My first project at AWS was CloudWatch Events, and one of the essential things about a CloudWatch Event is that it’s got a fixed JSON wrapper with a bunch of top-level fields that are guaranteed to be there. We never wrote down a formal spec but there’s a reasonably straightforward description here. CloudWatch events JSON objects, and that’s all they are; nothing fancy about them.
Evidence suggests those choices were good; the service has been pretty successful; loads and loads of customers doing all sorts of basic meat-and-potatoes automation, and then some pretty imaginative apps combining built-in and custom events. So, I have a lot of sympathy with the CNCF work.
CNCF CloudEvents have an abstract definition not tied to any data format, with the idea that there could be multiple different representations, although most examples and conversations still revolve around JSON.
The Pull Request ·
The problem is summed up Pull Request #277 and issue #294. It’s basically about whether it’s OK to put unknown fields not
defined in the spec (“extensions”) into the top level of a CloudEvent, or instead, banish them to an
container field. It’s not that crucial an issue and I can see both sides of it.
The argument being advanced in issue 294 and by Thomas Bouldin in Codelab: Versioning is Hard (aka the “SEF theorem”) is that if you allow adding “extensions” at the top level, that might break some software. In particular, it’s going to break anything that relies on Protocol Buffers (everyone says “protobufs”). Because they’re not textual and self-representing but binary and rely on an external schema to help software unpick the binary bits; and that doesn’t leave room for any old random new bits to be dropped into the top-level record.
It turns out that some organizations have bought into protobufs heavily; for the purposes of this discussion it doesn’t matter what their reasons were, or whether those reasons were good. So dealing with CloudEvents is going to be easier for them if they can rely on mapping back and forth between CloudEvents and JSON. Which they can’t if extraneous “extensions” might show up at the top level.
Lesson 1: The Internet isn’t abstract · I think the CloudEvents committee probably made a mistake when they went with the abstract-event formulation and the notion that it could have multiple representations. Because that’s not how the Internet works. The key RFCs that define the important protocols don’t talk about sending abstract messages back and forth, they describe actual real byte patterns that make up IP packets and HTTP headers and email addresses and DNS messages and message payloads in XML and JSON. And that’s as it should be.
Time after time, people have got the idea of sharing abstract objects across the Internet, and time after time it’s led to problems of one sort or another. There was a time when a lot of people thought that something like CORBA or DCOM or WCF would make objects-on-the-wire not only possible but straightforward, and free us from the tyranny of thinking about the bits and bytes in message formats.

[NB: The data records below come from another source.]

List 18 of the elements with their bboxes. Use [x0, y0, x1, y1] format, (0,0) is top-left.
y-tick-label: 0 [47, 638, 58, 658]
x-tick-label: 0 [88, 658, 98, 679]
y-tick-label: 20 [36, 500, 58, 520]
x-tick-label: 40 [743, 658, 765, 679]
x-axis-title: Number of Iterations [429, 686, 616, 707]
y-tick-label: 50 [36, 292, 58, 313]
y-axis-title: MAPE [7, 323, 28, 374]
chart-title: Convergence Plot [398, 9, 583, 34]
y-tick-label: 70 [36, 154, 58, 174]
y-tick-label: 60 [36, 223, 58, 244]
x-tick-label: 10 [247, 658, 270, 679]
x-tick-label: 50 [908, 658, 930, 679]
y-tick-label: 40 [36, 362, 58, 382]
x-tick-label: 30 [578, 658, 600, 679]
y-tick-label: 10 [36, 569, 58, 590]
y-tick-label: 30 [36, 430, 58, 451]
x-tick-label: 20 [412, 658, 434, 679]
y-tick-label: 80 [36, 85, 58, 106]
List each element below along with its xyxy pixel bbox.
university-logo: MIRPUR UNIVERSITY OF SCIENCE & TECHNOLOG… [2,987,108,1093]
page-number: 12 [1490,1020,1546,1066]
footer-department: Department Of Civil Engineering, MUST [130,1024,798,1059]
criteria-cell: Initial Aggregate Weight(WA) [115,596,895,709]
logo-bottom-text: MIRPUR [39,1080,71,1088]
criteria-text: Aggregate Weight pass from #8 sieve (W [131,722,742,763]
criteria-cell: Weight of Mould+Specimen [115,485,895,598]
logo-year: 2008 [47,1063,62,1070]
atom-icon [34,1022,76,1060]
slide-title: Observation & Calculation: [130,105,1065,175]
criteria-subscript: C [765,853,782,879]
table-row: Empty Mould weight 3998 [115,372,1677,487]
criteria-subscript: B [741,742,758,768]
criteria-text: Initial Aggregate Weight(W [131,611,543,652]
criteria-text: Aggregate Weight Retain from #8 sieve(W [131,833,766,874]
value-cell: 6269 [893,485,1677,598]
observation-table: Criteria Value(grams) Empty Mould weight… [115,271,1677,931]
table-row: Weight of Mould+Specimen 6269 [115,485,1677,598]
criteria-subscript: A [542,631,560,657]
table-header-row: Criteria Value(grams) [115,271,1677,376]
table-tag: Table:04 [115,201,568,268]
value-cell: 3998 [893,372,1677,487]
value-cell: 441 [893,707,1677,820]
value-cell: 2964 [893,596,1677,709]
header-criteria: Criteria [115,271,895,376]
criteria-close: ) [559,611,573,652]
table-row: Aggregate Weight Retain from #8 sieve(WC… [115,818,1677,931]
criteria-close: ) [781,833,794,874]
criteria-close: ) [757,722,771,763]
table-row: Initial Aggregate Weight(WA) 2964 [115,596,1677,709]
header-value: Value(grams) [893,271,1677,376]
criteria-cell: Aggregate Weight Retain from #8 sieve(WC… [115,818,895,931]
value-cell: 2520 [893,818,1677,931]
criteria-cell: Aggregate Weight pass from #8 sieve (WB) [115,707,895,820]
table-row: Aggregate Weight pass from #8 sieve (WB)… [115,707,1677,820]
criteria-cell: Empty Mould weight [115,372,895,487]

But as you may have noticed, those things are pretty well gone and the Web has outlived them; its klunky old ad-hoc tags and headers are how everything works, mostly.
To make this concrete: If CNCF had started out saying “A CloudEvents is a bag of bits which is a JSON Text” or “…which is a protobuf message”, well, issue #294 just wouldn’t ever have arisen. And neither choice would have been crazy.
Lesson 2: S, E, and F · Bouldin’s Versioning is Hard introduces the “SEF Theorem” where “S” is for Structured, by which he means “you need an external schema and you can’t just throw in extra fields”, “E” is for Extensible, i.e. you can go ahead and put in unannounced foreign fields without changing versions, and “F” is for Forward Compatible, which means you can add versions without breaking existing dependencies.
Given the choice, I’ll take “E” and “F” any day. When you’re pumping messages around the Internet between heterogeneous codebases built by people who don’t know each other, shit is gonna happen. That’s the whole basis of the Web: You can safely ignore an HTTP header or HTML tag you don’t understand, and nothing breaks. It’s great because it allows people to just try stuff out, and the useful stuff catches on while the bad ideas don’t break anything.
So what happened? · The committee took the trade-off I like. Which means you can extend CloudEvents pretty freely (good), but you can’t use protobufs and JSON interchangably and expect things to work (unfortunate). This way is less brittle but a little harder to deal with. Not gonna say that the right choice is a slam-dunk, but it is the right choice.